Une variété d'œuvres d'art font écho aux pratiques ancestrales et aux traditions autochtones, se déployant dans une pratique contemporaine d'animation et de reconnaissance d'un patrimoine culturel historiquement sous-évalué. Avec des dessins au trait complexes et détaillés, sept œuvres sur papier de l'artiste Yanomami Sheroanawe Hakihiiwe explorent l'interaction entre les aspects cosmiques et matériels de la vision du monde de sa communauté, révélant un lien profond entre la nature, la spiritualité et la vie quotidienne. Les traditions graphiques de la peinture corporelle et de la vannerie sont habilement traduites sur papier, nous invitant à explorer l'interaction de la tradition culturelle et de l'expression artistique contemporaine. Pendant ce temps, la vidéo FOODTOPIA: después de todo territorio (2021) de Las Nietas de Nonó envisage un avenir où les connaissances ancestrales et les pratiques durables servent de fondement à l'équilibre écologique et au bien-être collectif.

Dans sa vidéo Notes sur la limite de la mer (2011), Maria Laet coud sur la plage une ligne de fil qui marque la marée basse, un geste sans fin et éphémère qui finira par être emporté. Il expose l'absurdité des frontières invisibles que nous construisons, qui sont souvent précaires et changeantes. Fundamentos (2017-2019) d'Aline Motta (Outros) explore les liens intangibles qui transcendent les frontières naturelles et artificielles, utilisant son propre voyage entre le Brésil et l'Afrique de l'Ouest pour réfléchir sur l'appartenance et les conséquences des liens rompus avec les patries. La vidéo présente une série captivante de scènes mettant en vedette des miroirs portatifs et corporels, ainsi que des lacs, des rivières et des mers, reflétant leur environnement et évoquant des images parallèles sur des rives lointaines. Ce montage évocateur capture le profond désir de capturer sa propre image dans des origines lointaines. La pièce suggère que la quête d'identité ne nécessite pas nécessairement de rechercher une identité singulière et fixe enracinée dans le passé.
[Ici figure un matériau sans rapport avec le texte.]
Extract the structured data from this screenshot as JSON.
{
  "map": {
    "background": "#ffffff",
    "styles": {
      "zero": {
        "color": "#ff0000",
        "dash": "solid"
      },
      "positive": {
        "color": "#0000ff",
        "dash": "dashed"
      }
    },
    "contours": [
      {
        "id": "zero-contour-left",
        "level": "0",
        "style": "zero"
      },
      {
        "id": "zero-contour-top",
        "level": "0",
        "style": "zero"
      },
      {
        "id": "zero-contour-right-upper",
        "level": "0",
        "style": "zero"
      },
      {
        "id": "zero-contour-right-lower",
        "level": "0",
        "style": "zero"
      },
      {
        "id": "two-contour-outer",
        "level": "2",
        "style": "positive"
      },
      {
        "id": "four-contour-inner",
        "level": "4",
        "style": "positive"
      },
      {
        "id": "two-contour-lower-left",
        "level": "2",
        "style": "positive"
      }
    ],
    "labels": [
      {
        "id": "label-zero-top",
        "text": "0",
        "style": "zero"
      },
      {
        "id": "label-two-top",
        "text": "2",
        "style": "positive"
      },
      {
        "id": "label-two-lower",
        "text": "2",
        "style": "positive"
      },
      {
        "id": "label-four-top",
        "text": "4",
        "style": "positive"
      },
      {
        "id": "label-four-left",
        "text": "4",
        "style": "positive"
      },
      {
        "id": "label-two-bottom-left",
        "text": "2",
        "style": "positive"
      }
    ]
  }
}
Au lieu de cela, il s'agit de trouver une résonance avec les autres au-delà des frontières.

Dans son ensemble, le spectacle fait appel au passé pour dire quelque chose de significatif sur notre présent et notre avenir. Les histoires de l'Amérique latine sont facilement problématisées et restent toujours complexes. Bien que le titre de l'émission, Chosen Memories, puisse offrir à ses artistes une plus grande agence, il illustre également le terrain difficile des débats en cours concernant la préservation culturelle, l'identité et les récits à multiples facettes qui façonnent notre compréhension de la région. L'exposition du MoMA nous rappelle à quel point il est important de s'engager activement dans l'histoire, non seulement en tant qu'observateur passif mais en tant qu'agent de transformation, travaillant vers un avenir qui reflète nos valeurs et nos aspirations collectives.

Clara Maria Apostolatos est un conservateur et écrivain basé à New York. Elle a publié des travaux dans Artsy, Cultured Magazine et Vistas.